The gardens of Heide are beautiful. Sunday Reed’s kitchen garden has been rehabilitated and now supplies Cafe Vue.  Her Heart Garden is now visible.

Kitchen garden adjacent to Heide I

Kitchen garden adjacent to Heide I

Entry to the Heide Galleries (I, II and III) costs $14.00 for all three.  The gardens and sculpture park are free.

[And of course, since you’re in the neighbourhood, you could visit the Heidelberg Historical Society Museum on a Sunday afternoon between 2.00 and 5.00 pm to see the Walter Burley Griffin and Marion Mahony Griffin exhibition ‘Against the Forces’.  Cost $5.00.  I’ll write more about it soon]

7 responses to “Heide Gallery in Autumn

  1. Another historical exhibition to tempt me! Will it still be on in the July school holidays?

    • residentjudge

      Yes- all of them. The Fiona Hall exhibition closes on 21 July, Collage closes on 20th October and Mike Brown on 13 October. Heidelberg Historical Society’s Griffin exhibition is on until 8th December.

      • Excellent. I’ll put it in my calendar for the 2nd week of July after I have completed all my obligatory commitments (dentist, parents, school stuff etc) in Week 1:) I’m especially keen to see the Griffin one, have you read the Grand Obsessions bio by Alasdair McGregor? I was fascinated by this couple and what might have been, see http://wp.me/phTIP-31N

  2. The house was closed the last time we were there. I would have liked to see where they lived and loved and worked. Our neighbour, in the 1980s, Tucker’s sister, had some art work and correspondence of his and of course was a font of knowledge on the family history and scandal. I was young. I wish I had listened more and taken more notice.

    • residentjudge

      Yes, Heide I seems to have been closed several times. Sometimes I, too, feel like kicking my younger self when I realize that I have let opportunities go by to ask questions that have become important later on in life.
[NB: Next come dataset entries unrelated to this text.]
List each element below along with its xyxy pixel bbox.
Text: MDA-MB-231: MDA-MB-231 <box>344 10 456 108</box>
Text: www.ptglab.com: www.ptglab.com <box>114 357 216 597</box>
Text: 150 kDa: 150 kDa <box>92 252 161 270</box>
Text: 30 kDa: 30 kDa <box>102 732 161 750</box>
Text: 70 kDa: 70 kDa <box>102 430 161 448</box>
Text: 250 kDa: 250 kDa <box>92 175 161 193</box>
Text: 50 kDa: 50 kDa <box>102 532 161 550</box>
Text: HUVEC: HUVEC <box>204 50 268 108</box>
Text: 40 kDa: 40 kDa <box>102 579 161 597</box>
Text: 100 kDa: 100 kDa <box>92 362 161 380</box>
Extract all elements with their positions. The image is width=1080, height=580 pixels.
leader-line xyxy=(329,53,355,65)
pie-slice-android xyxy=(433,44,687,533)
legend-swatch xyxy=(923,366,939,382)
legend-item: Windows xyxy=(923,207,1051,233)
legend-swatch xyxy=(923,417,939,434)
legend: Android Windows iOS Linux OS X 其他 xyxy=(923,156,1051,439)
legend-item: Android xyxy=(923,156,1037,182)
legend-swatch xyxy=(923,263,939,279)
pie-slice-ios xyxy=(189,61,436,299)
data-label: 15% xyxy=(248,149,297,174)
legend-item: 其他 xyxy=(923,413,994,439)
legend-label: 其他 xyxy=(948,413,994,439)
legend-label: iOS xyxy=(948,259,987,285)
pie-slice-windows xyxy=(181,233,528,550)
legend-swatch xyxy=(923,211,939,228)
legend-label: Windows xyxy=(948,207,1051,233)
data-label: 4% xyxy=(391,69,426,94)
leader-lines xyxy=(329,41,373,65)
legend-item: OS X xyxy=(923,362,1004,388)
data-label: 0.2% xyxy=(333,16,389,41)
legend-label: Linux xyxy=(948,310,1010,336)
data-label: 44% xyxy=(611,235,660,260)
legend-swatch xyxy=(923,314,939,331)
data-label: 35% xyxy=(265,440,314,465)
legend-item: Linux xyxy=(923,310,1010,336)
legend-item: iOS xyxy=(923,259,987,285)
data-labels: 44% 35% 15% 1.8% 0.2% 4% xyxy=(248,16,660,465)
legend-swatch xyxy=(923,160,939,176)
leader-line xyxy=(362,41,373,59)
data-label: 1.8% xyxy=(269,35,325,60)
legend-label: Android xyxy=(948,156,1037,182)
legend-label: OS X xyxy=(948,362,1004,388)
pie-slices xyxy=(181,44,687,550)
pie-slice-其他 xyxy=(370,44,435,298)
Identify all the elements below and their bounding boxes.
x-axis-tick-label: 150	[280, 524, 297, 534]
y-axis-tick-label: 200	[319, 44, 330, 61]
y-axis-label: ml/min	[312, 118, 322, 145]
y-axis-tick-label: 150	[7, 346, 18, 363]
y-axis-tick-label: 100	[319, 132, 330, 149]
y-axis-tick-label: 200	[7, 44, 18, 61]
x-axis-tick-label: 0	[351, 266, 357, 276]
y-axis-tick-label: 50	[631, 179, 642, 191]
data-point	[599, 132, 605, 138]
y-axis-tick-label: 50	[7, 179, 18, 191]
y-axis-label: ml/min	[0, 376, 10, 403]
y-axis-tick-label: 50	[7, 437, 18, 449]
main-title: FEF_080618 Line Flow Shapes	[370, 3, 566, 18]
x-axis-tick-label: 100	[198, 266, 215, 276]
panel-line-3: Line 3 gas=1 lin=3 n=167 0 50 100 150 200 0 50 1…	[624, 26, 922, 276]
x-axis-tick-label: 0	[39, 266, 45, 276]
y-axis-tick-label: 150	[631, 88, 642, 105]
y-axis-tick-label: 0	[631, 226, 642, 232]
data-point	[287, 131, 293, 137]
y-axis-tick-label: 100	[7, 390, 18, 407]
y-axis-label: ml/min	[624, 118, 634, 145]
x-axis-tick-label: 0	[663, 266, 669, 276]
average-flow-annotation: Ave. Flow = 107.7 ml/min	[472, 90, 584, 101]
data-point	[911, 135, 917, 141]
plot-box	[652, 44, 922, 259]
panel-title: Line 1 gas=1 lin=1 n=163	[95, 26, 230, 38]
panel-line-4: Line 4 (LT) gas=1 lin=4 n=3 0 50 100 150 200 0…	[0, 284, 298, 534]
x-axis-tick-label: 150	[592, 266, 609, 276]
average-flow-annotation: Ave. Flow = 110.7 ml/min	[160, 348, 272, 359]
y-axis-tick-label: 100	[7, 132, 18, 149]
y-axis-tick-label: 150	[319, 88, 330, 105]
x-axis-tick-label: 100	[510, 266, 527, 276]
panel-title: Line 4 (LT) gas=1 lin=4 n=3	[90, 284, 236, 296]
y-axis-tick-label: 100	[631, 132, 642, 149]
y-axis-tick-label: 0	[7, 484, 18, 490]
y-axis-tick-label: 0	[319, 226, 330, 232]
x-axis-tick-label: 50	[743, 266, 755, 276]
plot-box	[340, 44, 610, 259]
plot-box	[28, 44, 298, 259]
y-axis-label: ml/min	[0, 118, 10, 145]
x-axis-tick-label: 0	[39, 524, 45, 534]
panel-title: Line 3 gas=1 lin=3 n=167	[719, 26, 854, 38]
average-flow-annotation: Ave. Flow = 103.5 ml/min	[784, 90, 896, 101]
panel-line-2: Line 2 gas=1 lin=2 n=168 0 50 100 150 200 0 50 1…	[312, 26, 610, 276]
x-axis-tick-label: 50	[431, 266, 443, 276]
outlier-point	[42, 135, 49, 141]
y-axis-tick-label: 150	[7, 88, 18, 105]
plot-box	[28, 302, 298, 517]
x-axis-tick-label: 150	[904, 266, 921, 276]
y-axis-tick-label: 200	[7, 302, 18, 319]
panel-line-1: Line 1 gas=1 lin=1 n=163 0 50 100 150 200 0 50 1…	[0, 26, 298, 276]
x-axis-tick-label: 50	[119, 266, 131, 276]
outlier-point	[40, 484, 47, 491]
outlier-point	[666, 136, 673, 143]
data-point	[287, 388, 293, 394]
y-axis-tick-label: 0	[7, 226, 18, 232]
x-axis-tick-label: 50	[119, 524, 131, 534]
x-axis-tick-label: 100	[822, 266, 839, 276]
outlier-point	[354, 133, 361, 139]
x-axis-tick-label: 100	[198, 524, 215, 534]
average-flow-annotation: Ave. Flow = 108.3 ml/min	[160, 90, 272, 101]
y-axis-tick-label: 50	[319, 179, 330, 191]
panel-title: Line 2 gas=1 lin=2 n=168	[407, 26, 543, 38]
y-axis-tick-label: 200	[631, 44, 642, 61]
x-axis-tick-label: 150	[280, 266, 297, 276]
  3. artandarchitecturemainly

    I loved the role Heide played in Australian art, particularly between the wars. Albert Tucker, who you noted, was spotted by Sunday and John Reed, and Sidney Nolan, Arthur Boyd and Joy Hester were all there too. In particular I think the European emigrants found some comfort and friendship, especially Danila Vassilief and Yosl Bergner. And perhaps Noel Counihan as well. What a party!

    thanks for the link

    • residentjudge

      Thank you for the link- your Yosl Bergner posting on your blog is fantastic, and certainly adds to the way we look at Tucker and Nolan. The ‘Aboriginals in Fitzroy’ painting is particularly confronting on many levels.